The inspection of process state in a debugger has traditionally used one of two approaches: out-of-process inspection and in-process inspection. In out-of-process inspection, the debugger obtains the values of variables by reading debuggee memory or by consuming debuggee context. For in-process inspection, the debugger evaluates properties by actually executing property functions within the debuggee process. This in-process inspection is called function evaluation or “func-eval” in debugger parlance. Both approaches have advantages and disadvantages.
In an out-of-process inspection model, the debugger cannot corrupt the state of the debuggee. The developer sees a raw view of the debuggee state, which tends to be at a lower level than the abstraction the API designer intended. This is because the debugger can only obtain the backing values of a property if they are accessible in debuggee memory. For instance, if a property's value is calculated, the debugger can only show the raw variables used in the calculation.
Properties with values that depend on state outside the debuggee's memory, such as state shared with other processes (either in memory or on a storage media), state from some other connected device, removable storage, etc., cannot be read in this manner.

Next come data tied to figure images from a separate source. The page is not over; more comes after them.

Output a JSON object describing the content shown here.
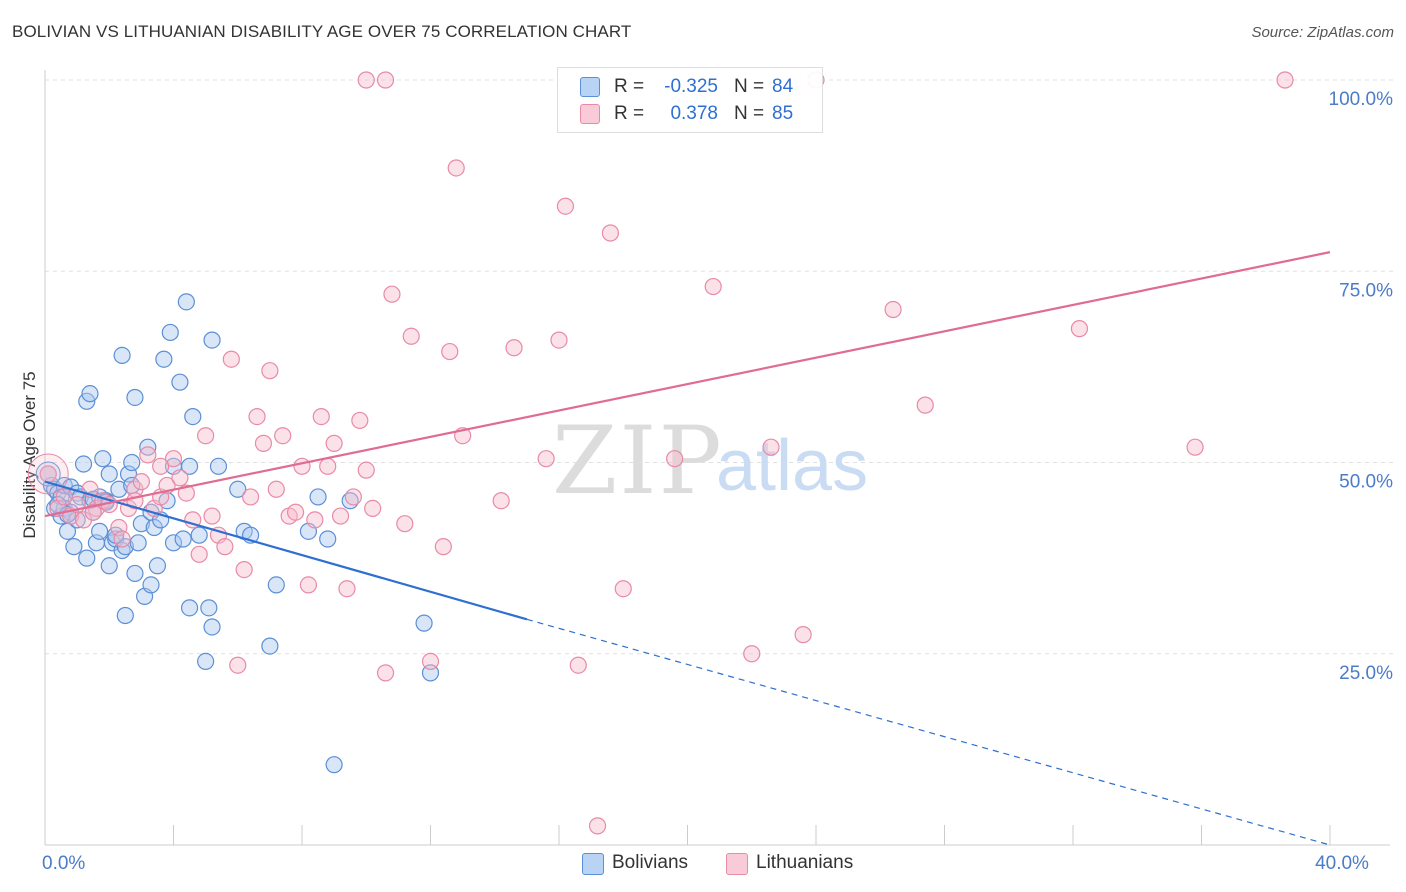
{
  "header": {
    "title": "BOLIVIAN VS LITHUANIAN DISABILITY AGE OVER 75 CORRELATION CHART",
    "source": "Source: ZipAtlas.com"
  },
  "legend": {
    "r_label": "R =",
    "n_label": "N =",
    "rows": [
      {
        "r": "-0.325",
        "n": "84"
      },
      {
        "r": "0.378",
        "n": "85"
      }
    ]
  },
  "colors": {
    "bolivians_fill": "#a8c8f0",
    "bolivians_stroke": "#5b8fd6",
    "bolivians_line": "#2e6fd1",
    "lithuanians_fill": "#f6bccd",
    "lithuanians_stroke": "#e88aa8",
    "lithuanians_line": "#e06b94",
    "tick_text": "#4a7cc9",
    "grid": "#e0e0e0"
  },
  "chart_data": {
    "type": "scatter",
    "ylabel": "Disability Age Over 75",
    "xlim": [
      0,
      40
    ],
    "ylim": [
      0,
      102
    ],
    "x_ticks": [
      {
        "value": 0,
        "label": "0.0%"
      },
      {
        "value": 40,
        "label": "40.0%"
      }
    ],
    "x_minor_ticks": [
      0,
      4,
      8,
      12,
      16,
      20,
      24,
      28,
      32,
      36,
      40
    ],
    "y_ticks": [
      {
        "value": 25,
        "label": "25.0%"
      },
      {
        "value": 50,
        "label": "50.0%"
      },
      {
        "value": 75,
        "label": "75.0%"
      },
      {
        "value": 100,
        "label": "100.0%"
      }
    ],
    "grid": "horizontal dashed",
    "watermark": "ZIPatlas",
    "series": [
      {
        "name": "Bolivians",
        "r": -0.325,
        "n": 84,
        "trend": {
          "x0": 0,
          "y0": 47.5,
          "x1": 15,
          "y1": 29.5,
          "dash_to_x": 40,
          "dash_to_y": 0
        },
        "points": [
          [
            0.1,
            48.5
          ],
          [
            0.2,
            47
          ],
          [
            0.3,
            46.5
          ],
          [
            0.3,
            44
          ],
          [
            0.4,
            46
          ],
          [
            0.5,
            45.5
          ],
          [
            0.5,
            43
          ],
          [
            0.6,
            47
          ],
          [
            0.6,
            44
          ],
          [
            0.7,
            41
          ],
          [
            0.8,
            43.5
          ],
          [
            0.8,
            46.8
          ],
          [
            0.9,
            39
          ],
          [
            1.0,
            46
          ],
          [
            1.0,
            42.5
          ],
          [
            1.1,
            45.5
          ],
          [
            1.2,
            49.8
          ],
          [
            1.3,
            58
          ],
          [
            1.3,
            37.5
          ],
          [
            1.4,
            59
          ],
          [
            1.4,
            45
          ],
          [
            1.5,
            43.5
          ],
          [
            1.6,
            39.5
          ],
          [
            1.7,
            45.5
          ],
          [
            1.7,
            41
          ],
          [
            1.8,
            50.5
          ],
          [
            1.9,
            45
          ],
          [
            2.0,
            48.5
          ],
          [
            2.0,
            36.5
          ],
          [
            2.1,
            39.5
          ],
          [
            2.2,
            40
          ],
          [
            2.3,
            46.5
          ],
          [
            2.4,
            64
          ],
          [
            2.4,
            38.5
          ],
          [
            2.5,
            39
          ],
          [
            2.5,
            30
          ],
          [
            2.6,
            48.5
          ],
          [
            2.7,
            50
          ],
          [
            2.7,
            47
          ],
          [
            2.8,
            58.5
          ],
          [
            2.8,
            35.5
          ],
          [
            2.9,
            39.5
          ],
          [
            3.0,
            42
          ],
          [
            3.1,
            32.5
          ],
          [
            3.2,
            52
          ],
          [
            3.3,
            34
          ],
          [
            3.3,
            43.5
          ],
          [
            3.4,
            41.5
          ],
          [
            3.5,
            36.5
          ],
          [
            3.6,
            42.5
          ],
          [
            3.7,
            63.5
          ],
          [
            3.8,
            45
          ],
          [
            3.9,
            67
          ],
          [
            4.0,
            39.5
          ],
          [
            4.0,
            49.5
          ],
          [
            4.2,
            60.5
          ],
          [
            4.3,
            40
          ],
          [
            4.4,
            71
          ],
          [
            4.5,
            49.5
          ],
          [
            4.5,
            31
          ],
          [
            4.6,
            56
          ],
          [
            4.8,
            40.5
          ],
          [
            5.0,
            24
          ],
          [
            5.1,
            31
          ],
          [
            5.2,
            66
          ],
          [
            5.2,
            28.5
          ],
          [
            5.4,
            49.5
          ],
          [
            6.0,
            46.5
          ],
          [
            6.2,
            41
          ],
          [
            6.4,
            40.5
          ],
          [
            7.0,
            26
          ],
          [
            7.2,
            34
          ],
          [
            8.2,
            41
          ],
          [
            8.5,
            45.5
          ],
          [
            8.8,
            40
          ],
          [
            9.5,
            45
          ],
          [
            9.0,
            10.5
          ],
          [
            11.8,
            29
          ],
          [
            12.0,
            22.5
          ],
          [
            0.4,
            44.5
          ],
          [
            1.9,
            44.8
          ],
          [
            2.2,
            40.5
          ],
          [
            0.7,
            43.2
          ],
          [
            1.5,
            45.2
          ]
        ]
      },
      {
        "name": "Lithuanians",
        "r": 0.378,
        "n": 85,
        "trend": {
          "x0": 0,
          "y0": 43,
          "x1": 40,
          "y1": 77.5
        },
        "points": [
          [
            0.1,
            48.5
          ],
          [
            0.4,
            44
          ],
          [
            0.6,
            45.5
          ],
          [
            0.8,
            43
          ],
          [
            1.0,
            44.5
          ],
          [
            1.2,
            42.5
          ],
          [
            1.4,
            46.5
          ],
          [
            1.6,
            44
          ],
          [
            1.8,
            45
          ],
          [
            2.0,
            44.5
          ],
          [
            2.3,
            41.5
          ],
          [
            2.4,
            40
          ],
          [
            2.6,
            44
          ],
          [
            2.8,
            46.5
          ],
          [
            3.0,
            47.5
          ],
          [
            3.2,
            51
          ],
          [
            3.4,
            44
          ],
          [
            3.6,
            45.5
          ],
          [
            3.8,
            47
          ],
          [
            4.0,
            50.5
          ],
          [
            4.2,
            48
          ],
          [
            4.4,
            46
          ],
          [
            4.6,
            42.5
          ],
          [
            4.8,
            38
          ],
          [
            5.0,
            53.5
          ],
          [
            5.2,
            43
          ],
          [
            5.4,
            40.5
          ],
          [
            5.6,
            39
          ],
          [
            5.8,
            63.5
          ],
          [
            6.0,
            23.5
          ],
          [
            6.2,
            36
          ],
          [
            6.4,
            45.5
          ],
          [
            6.6,
            56
          ],
          [
            6.8,
            52.5
          ],
          [
            7.0,
            62
          ],
          [
            7.2,
            46.5
          ],
          [
            7.4,
            53.5
          ],
          [
            7.6,
            43
          ],
          [
            7.8,
            43.5
          ],
          [
            8.0,
            49.5
          ],
          [
            8.2,
            34
          ],
          [
            8.4,
            42.5
          ],
          [
            8.6,
            56
          ],
          [
            8.8,
            49.5
          ],
          [
            9.0,
            52.5
          ],
          [
            9.2,
            43
          ],
          [
            9.4,
            33.5
          ],
          [
            9.6,
            45.5
          ],
          [
            9.8,
            55.5
          ],
          [
            10.0,
            49
          ],
          [
            10.2,
            44
          ],
          [
            10.6,
            22.5
          ],
          [
            10.8,
            72
          ],
          [
            11.2,
            42
          ],
          [
            11.4,
            66.5
          ],
          [
            12.0,
            24
          ],
          [
            12.4,
            39
          ],
          [
            12.6,
            64.5
          ],
          [
            13.0,
            53.5
          ],
          [
            14.2,
            45
          ],
          [
            14.6,
            65
          ],
          [
            15.6,
            50.5
          ],
          [
            16.0,
            66
          ],
          [
            16.6,
            23.5
          ],
          [
            17.6,
            80
          ],
          [
            18.0,
            33.5
          ],
          [
            19.6,
            50.5
          ],
          [
            20.8,
            73
          ],
          [
            22.0,
            25
          ],
          [
            22.6,
            52
          ],
          [
            23.6,
            27.5
          ],
          [
            26.4,
            70
          ],
          [
            27.4,
            57.5
          ],
          [
            32.2,
            67.5
          ],
          [
            35.8,
            52
          ],
          [
            10.0,
            100
          ],
          [
            10.6,
            100
          ],
          [
            24.0,
            100
          ],
          [
            38.6,
            100
          ],
          [
            12.8,
            88.5
          ],
          [
            16.2,
            83.5
          ],
          [
            17.2,
            2.5
          ],
          [
            1.5,
            43.5
          ],
          [
            2.8,
            45
          ],
          [
            3.6,
            49.5
          ]
        ]
      }
    ]
  },
  "bottom_legend": [
    "Bolivians",
    "Lithuanians"
  ]
}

Other state-dependent values that cannot be read in this way are states in the operating system kernel or cross-machine implemented states. The out-of-process model requires the developer to reverse engineer the implementation of the API abstraction from the values available as raw variables, which can be difficult, confusing, or impossible to do.
For the in-process or func-eval model, the developer sees the exact view of the abstraction the API designer intended. No mapping from implementation to public view is necessary. However, in a func-eval model, any side effects for the implementation of the property will affect debuggee state, which may lead to developer confusion and incorrect debuggee behavior. The debuggee may not be in a state where code can be executed, such as highly stressed processes that are near out-of-memory situations or threads within the process that have entered the kernel. In this state, debugger inspection is impossible. Executing a function-evaluation can lead to debuggee deadlock or corruption. Specifically if the implementation of a property depends other threads executing. For instance, if a property tries to take a lock held by another thread, that property cannot execute unless the thread that holds the lock releases it, leading to deadlock.
Furthermore, in the proxy/stub model used by some distributed environments, the call may require multiple threads to execute in order to enable another thread to “pump” or handle an incoming call from another thread that is doing a func-eval. Allowing the other threads in the process to run (i.e. “slipping the threads”) is something the debugger generally cannot allow because the actual execution point for every thread would change on each func-eval. Such cross-context calls can lead to un-recoverable corruption of the debuggee if they do not complete correctly.